XML Pipeline Definition Language at the W3C
Authors at Sun Mincrosystems and nine other organizations active in the use of XML submitted a proposed definition of an XML Pipeline language to the W3C in 2002. This proposal consists mainly of a vocabulary and schema rather than a complete API. So far, the only commercial implementation I have been able to find has been released by Oracle.
Oracle implementation of XML pipeline
The Oracle XML Developer's Toolkit 10g includes an XML pipeline processor Java implementation that uses the proposed definition language with some slight differences. The supplied processor classes wrap various utility classes in the developer's toolkit so that they can be controlled by a pipeline document.

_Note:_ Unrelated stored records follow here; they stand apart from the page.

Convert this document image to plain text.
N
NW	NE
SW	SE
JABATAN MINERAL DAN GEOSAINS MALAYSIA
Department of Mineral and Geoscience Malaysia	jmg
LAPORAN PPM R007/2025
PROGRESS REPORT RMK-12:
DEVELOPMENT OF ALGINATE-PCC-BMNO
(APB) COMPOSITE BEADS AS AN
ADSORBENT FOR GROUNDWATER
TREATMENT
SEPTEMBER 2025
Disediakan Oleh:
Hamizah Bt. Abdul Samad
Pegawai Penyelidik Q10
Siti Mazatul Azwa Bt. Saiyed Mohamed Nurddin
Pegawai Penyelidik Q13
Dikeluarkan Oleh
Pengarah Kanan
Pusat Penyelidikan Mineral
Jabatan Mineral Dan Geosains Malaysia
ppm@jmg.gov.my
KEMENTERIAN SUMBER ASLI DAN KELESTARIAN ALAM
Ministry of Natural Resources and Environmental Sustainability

XML processes that can be controlled by the Oracle pipeline include compression and expansion of XML data streams, application of XPath selection patterns, validation versus a schema and application of XSLT stylesheets.
For turning odd data sources into XML, the ServingXml toolkit appears to be the most highly developed and supported. If your data is already in an XML format, the SmallX toolkit is simpler and has the advantage of integrating with the NetBeans IDE. Cocoon offers a very powerful API, but may be harder to get started with. If you are already using the Oracle Java toolkits, the pipeline processor tools offer a convenient way to get started.